Vectorisation
Vectorisation, matrix operations, and readability
Vectorisation means the same operation is applied to every single number in a vector. Why is vectorisation so important? The answer is speed: vector operations in R
are much faster.
Vectorisation is as important in R
as in other interpreted languages, such as Matlab or python. Generally speaking, one should avoid using explicit loops in an interpreted language as much as possible.
fsum1 <- function(x) {
fsum <- 0
for (i in 1:length(x)) {
fsum <- fsum + sin(x[i])
}
return(fsum)
}
fsum2 <- function(x) sum(sin(x))
We can compare the speed using system.time()
:
x <- 1:1e6 #runif(1e+06, min=-1, max=1)
system.time(fsum1(x))
## user system elapsed
## 0.081 0.000 0.081
system.time(fsum2(x))
## user system elapsed
## 0.013 0.004 0.016
As can been seen in this example, vectorised code is not only faster but also more elegant.
Matrix operations – higher dimensional vectorisation
Let us say we want to write a function that simulate the following procedure \(n\) times: we toss a fair coin 100 times and return the number of heads from these 100 tosses. That is, the function should return \(n\) numbers, each of which is between 0 and 100.

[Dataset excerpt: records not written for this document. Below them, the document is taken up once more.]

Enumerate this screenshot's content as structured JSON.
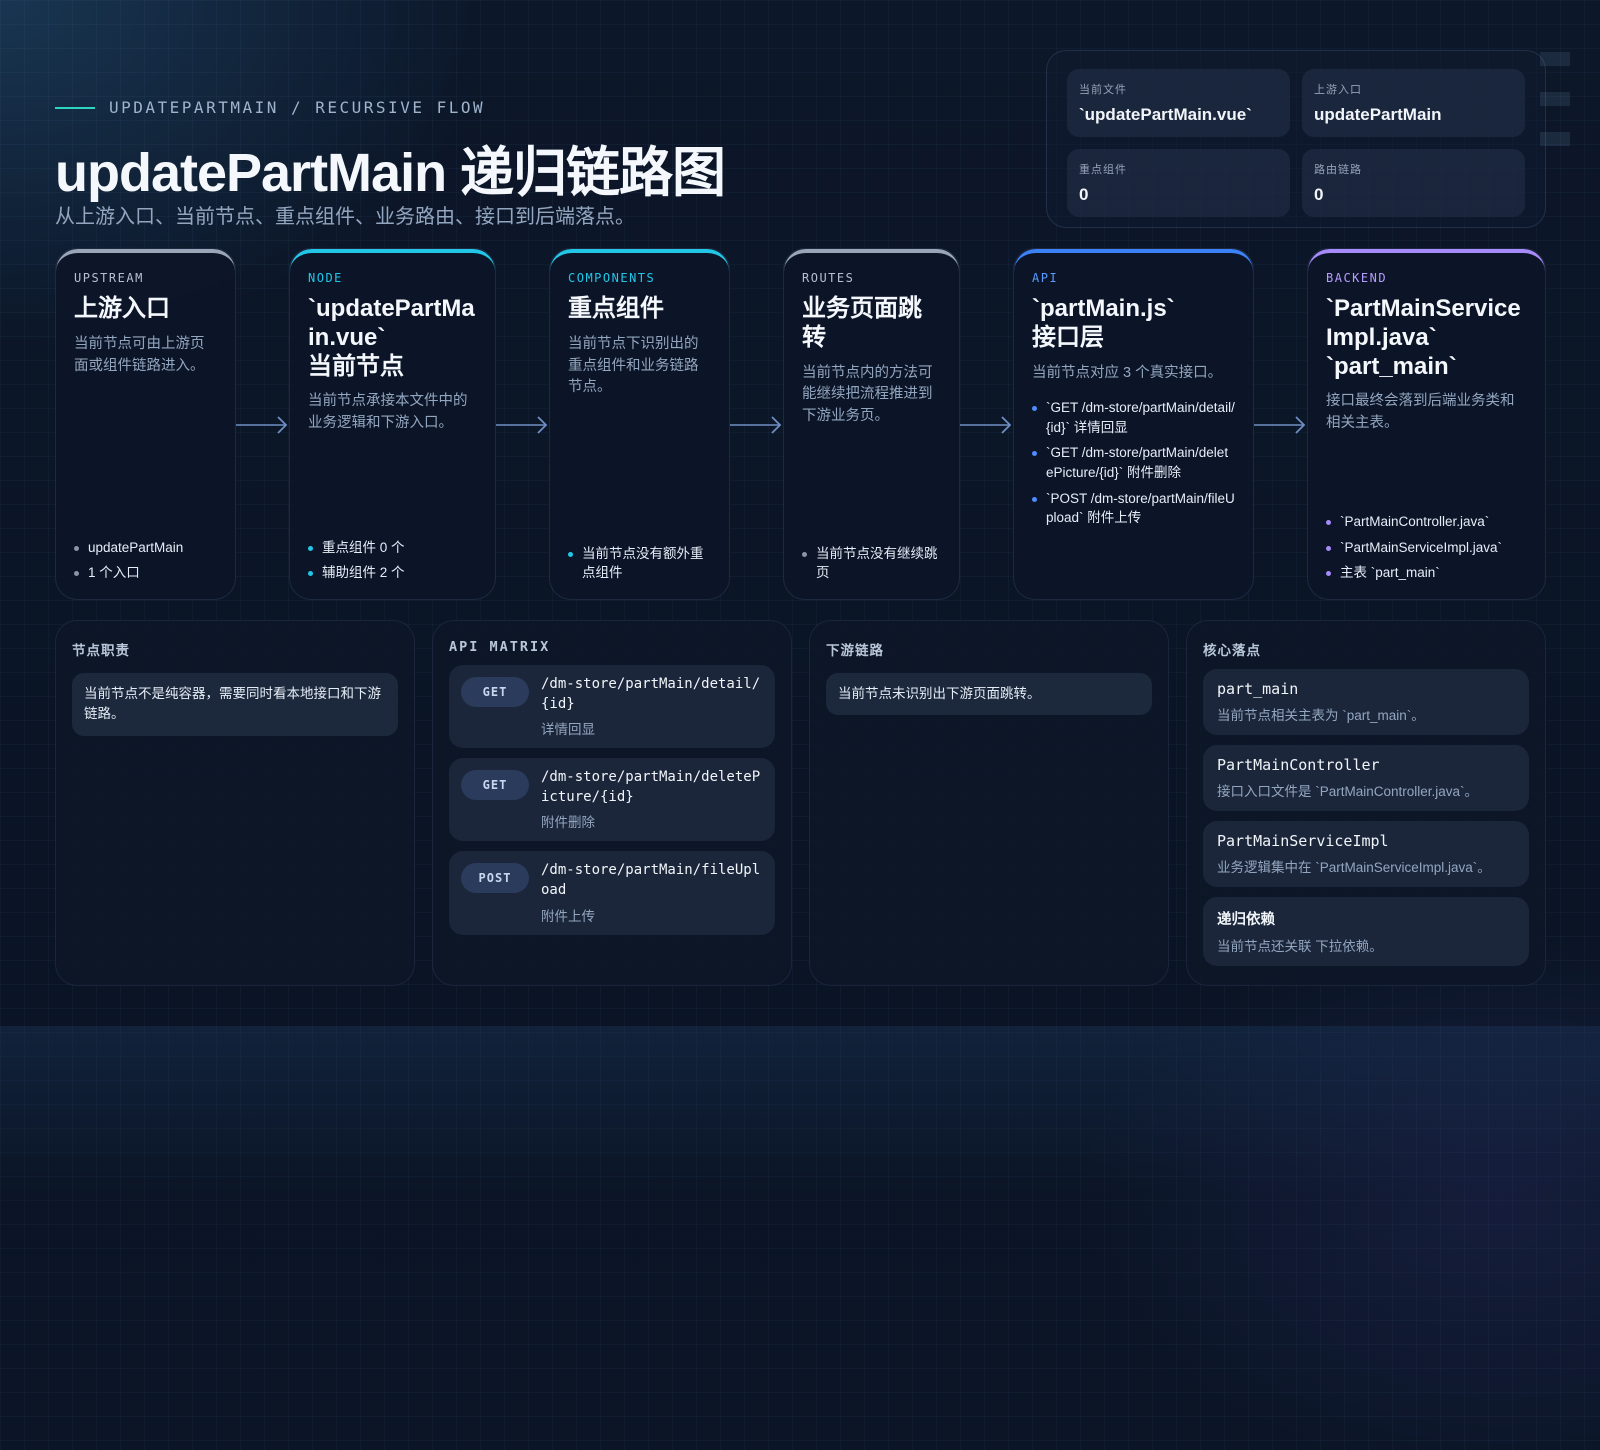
{
  "header": {
    "kicker": "UPDATEPARTMAIN / RECURSIVE FLOW",
    "title": "updatePartMain 递归链路图",
    "subtitle": "从上游入口、当前节点、重点组件、业务路由、接口到后端落点。"
  },
  "info": {
    "current_file_label": "当前文件",
    "current_file_value": "`updatePartMain.vue`",
    "upstream_label": "上游入口",
    "upstream_value": "updatePartMain",
    "components_label": "重点组件",
    "components_value": "0",
    "routes_label": "路由链路",
    "routes_value": "0"
  },
  "flow": {
    "upstream": {
      "tag": "UPSTREAM",
      "title": "上游入口",
      "desc": "当前节点可由上游页面或组件链路进入。",
      "items": [
        "updatePartMain",
        "1 个入口"
      ]
    },
    "node": {
      "tag": "NODE",
      "title": "`updatePartMain.vue`\n当前节点",
      "desc": "当前节点承接本文件中的业务逻辑和下游入口。",
      "items": [
        "重点组件 0 个",
        "辅助组件 2 个"
      ]
    },
    "components": {
      "tag": "COMPONENTS",
      "title": "重点组件",
      "desc": "当前节点下识别出的重点组件和业务链路节点。",
      "items": [
        "当前节点没有额外重点组件"
      ]
    },
    "routes": {
      "tag": "ROUTES",
      "title": "业务页面跳转",
      "desc": "当前节点内的方法可能继续把流程推进到下游业务页。",
      "items": [
        "当前节点没有继续跳页"
      ]
    },
    "api": {
      "tag": "API",
      "title": "`partMain.js`\n接口层",
      "desc": "当前节点对应 3 个真实接口。",
      "items": [
        "`GET /dm-store/partMain/detail/{id}` 详情回显",
        "`GET /dm-store/partMain/deletePicture/{id}` 附件删除",
        "`POST /dm-store/partMain/fileUpload` 附件上传"
      ]
    },
    "backend": {
      "tag": "BACKEND",
      "title": "`PartMainServiceImpl.java`\n`part_main`",
      "desc": "接口最终会落到后端业务类和相关主表。",
      "items": [
        "`PartMainController.java`",
        "`PartMainServiceImpl.java`",
        "主表 `part_main`"
      ]
    }
  },
  "panels": {
    "duty": {
      "title": "节点职责",
      "note": "当前节点不是纯容器，需要同时看本地接口和下游链路。"
    },
    "api_matrix": {
      "title": "API MATRIX",
      "rows": [
        {
          "method": "GET",
          "path": "/dm-store/partMain/detail/{id}",
          "desc": "详情回显"
        },
        {
          "method": "GET",
          "path": "/dm-store/partMain/deletePicture/{id}",
          "desc": "附件删除"
        },
        {
          "method": "POST",
          "path": "/dm-store/partMain/fileUpload",
          "desc": "附件上传"
        }
      ]
    },
    "downstream": {
      "title": "下游链路",
      "note": "当前节点未识别出下游页面跳转。"
    },
    "core": {
      "title": "核心落点",
      "items": [
        {
          "name": "part_main",
          "desc": "当前节点相关主表为 `part_main`。"
        },
        {
          "name": "PartMainController",
          "desc": "接口入口文件是 `PartMainController.java`。"
        },
        {
          "name": "PartMainServiceImpl",
          "desc": "业务逻辑集中在 `PartMainServiceImpl.java`。"
        },
        {
          "name": "递归依赖",
          "desc": "当前节点还关联 下拉依赖。"
        }
      ]
    }
  },
  "colors": {
    "upstream": "#9aa6b8",
    "node": "#22c7e8",
    "components": "#22c7e8",
    "routes": "#9aa6b8",
    "api": "#3b82f6",
    "backend": "#a78bfa"
  }
}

coin_toss1 <- function(n) {
output <- rep(0, n)
for (i in 1:n) {
num_heads <- 0
for (j in 1:100) {
num_heads <- num_heads + sample(c(0,1), 1)
}
output[i] <- num_heads
}
return(output)
}
coin_toss2 <- function(n) {
tosses <- matrix(sample(c(0,1), n*100, replace=TRUE), nrow=n, ncol=100)
return(rowSums(tosses))
}
num_heads <- coin_toss2(10000)
hist(num_heads, breaks=50)
Let us compare the speed using system.time()
.
n <- 10000
system.time(coin_toss1(n))
## user system elapsed
## 5.795 0.024 5.820
system.time(coin_toss2(n))
## user system elapsed
## 0.024 0.008 0.032
Generally speaking, more layers of loops result in higher speedup if the code is properly vectorised. Having 3 layers of loops or higher should be avoided in an interpreted language such as R
.